Следует отметить, что почти все обследованные нами осужденные за убийства, согласные с наказанием, не удовлетворены ходом следствия и суда по их делу, указывают на неточность либо искажение следователем и судом важных, по их мнению, фактов. Они считают, что их действия юридически неправильно квалифицированы, что не учтены многие смягчающие их личную ответственность обстоятельства. При этом эмоциональный тон их высказываний о ходе следствия имеет достаточно выраженный индифферентный характер. Однако мы склонны видеть в обсуждении темы следствия и суда попытку переместить внимание с совершенного преступления на действия следователя, суда или прокурора по поводу этого преступления. Преступники охотнее обсуждают действия следователя или судьи, свидетелей или очевидцев, чем свои собственные. Следовательно, отношение преступника к наказанию начинает формироваться не после вынесения приговора, а задолго до этого, еще в период следствия, что достаточно красноречиво говорит об их общей отчужденности.
В таком смещении акцентов еще раз проявляется отчуждение осужденным факта преступления от собственной личности и осознание его через действия других людей. Ведь, по существу, именно следствие и судебное разбирательство вводят этих людей в круг их собственных действий. Именно следствие и суд показывают им все детали преступления, именно следствие и суд через анализ преступных действий и других обстоятельств устанавливают, кто их совершил. Однако констатация такого факта чаще всего существует лишь для следователя и суда, преступник же не ощущает себя источником наступивших последствий. В определяющей степени это связано с бессознательным характером мотивации преступлений.
Часто возникает вопрос: являются ли открыто провозглашенные намерения «реальными» мотивами поведения? Конечно, между публично провозглашенными и осознаваемыми субъектом намерениями иногда существует различие, но важно другое: является ли объяснение причин того, что люди делают, адекватным толкованием их поведения? Поскольку многие их поступки непроизвольны и неосознанны, ответ, очевидно, должен быть отрицательным.
Прежде всего отметим, что и в преступном поведении достаточно часто можно встретить расхождение между провозглашенными намерениями и реальными мотивами. Если они не совпадают, то не только и не столько по причине того, что преступник желает обмануть окружающих. Скорее дело в неосознаваемости значительного числа мотивов преступлений, которые из-за этого не совпадают, да и не могут совпадать с высказанными намерениями. Например, главарь хулиганствующей группы подростков может заявить, что избиение участников конкурирующей группы необходимо, чтобы покарать их за какие-то враждебные действия. На самом деле подобная акция нужна ему для того, чтобы сплотить своих и усилить среди них свою лидирующую роль. Расхождение декларируемых намерений и истинных мотивов можно часто обнаружить при совершении хищений государственного и общественного имущества.

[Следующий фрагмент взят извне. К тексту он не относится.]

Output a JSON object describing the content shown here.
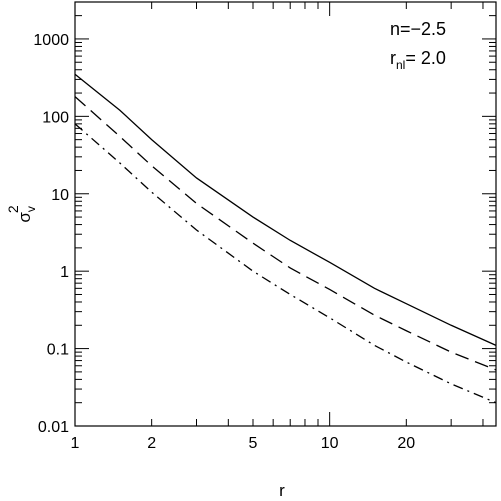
{
  "chart_data": {
    "type": "line",
    "xlabel": "r",
    "ylabel": "σ_v^2",
    "ylabel_base": "σ",
    "ylabel_sub": "v",
    "ylabel_sup": "2",
    "x_scale": "log",
    "y_scale": "log",
    "xlim": [
      1,
      45
    ],
    "ylim": [
      0.01,
      3000
    ],
    "x_ticks": [
      1,
      2,
      5,
      10,
      20
    ],
    "x_tick_labels": [
      "1",
      "2",
      "5",
      "10",
      "20"
    ],
    "y_ticks": [
      0.01,
      0.1,
      1,
      10,
      100,
      1000
    ],
    "y_tick_labels": [
      "0.01",
      "0.1",
      "1",
      "10",
      "100",
      "1000"
    ],
    "grid": false,
    "legend": "none",
    "annotations": {
      "line1": "n=−2.5",
      "line2_base": "r",
      "line2_sub": "nl",
      "line2_rest": "=  2.0"
    },
    "series": [
      {
        "style": "solid",
        "x": [
          1,
          1.5,
          2,
          3,
          5,
          7,
          10,
          15,
          20,
          30,
          45
        ],
        "y": [
          350,
          120,
          50,
          16,
          5,
          2.5,
          1.3,
          0.6,
          0.38,
          0.2,
          0.11
        ]
      },
      {
        "style": "dashed",
        "x": [
          1,
          1.5,
          2,
          3,
          5,
          7,
          10,
          15,
          20,
          30,
          45
        ],
        "y": [
          180,
          55,
          23,
          7.5,
          2.3,
          1.1,
          0.58,
          0.27,
          0.17,
          0.09,
          0.053
        ]
      },
      {
        "style": "dashdot",
        "x": [
          1,
          1.5,
          2,
          3,
          5,
          7,
          10,
          15,
          20,
          30,
          45
        ],
        "y": [
          80,
          25,
          10.5,
          3.4,
          1.0,
          0.5,
          0.25,
          0.11,
          0.067,
          0.035,
          0.02
        ]
      }
    ]
  }
}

Конечно, выявить мотивы преступлений всегда достаточно сложно, и особенно если они имеют бессознательный характер. То, что на первый взгляд иногда представляется ведущим мотивом, в действительности может оказаться одним из второстепенных стимулов или вообще не иметь никакого стимулирующего значения. Поэтому перед сотрудниками органов внутренних дел и других правоохранительных органов, да и перед многими исследователями, стоит задача кропотливого поиска подлинных мотивов преступлений, и при этом они должны помнить, что мотив и мотивировка далеко не одно и то же. Между тем именно мотивировка, данная следствием или судом либо самим преступником, юристами, научными и практическими работниками, воспринимается именно как мотив. Нередко мотивировки, данные обвиняемым, кладутся в основу определения мотивов, формулируемых затем следствием и судом в их процессуальных актах.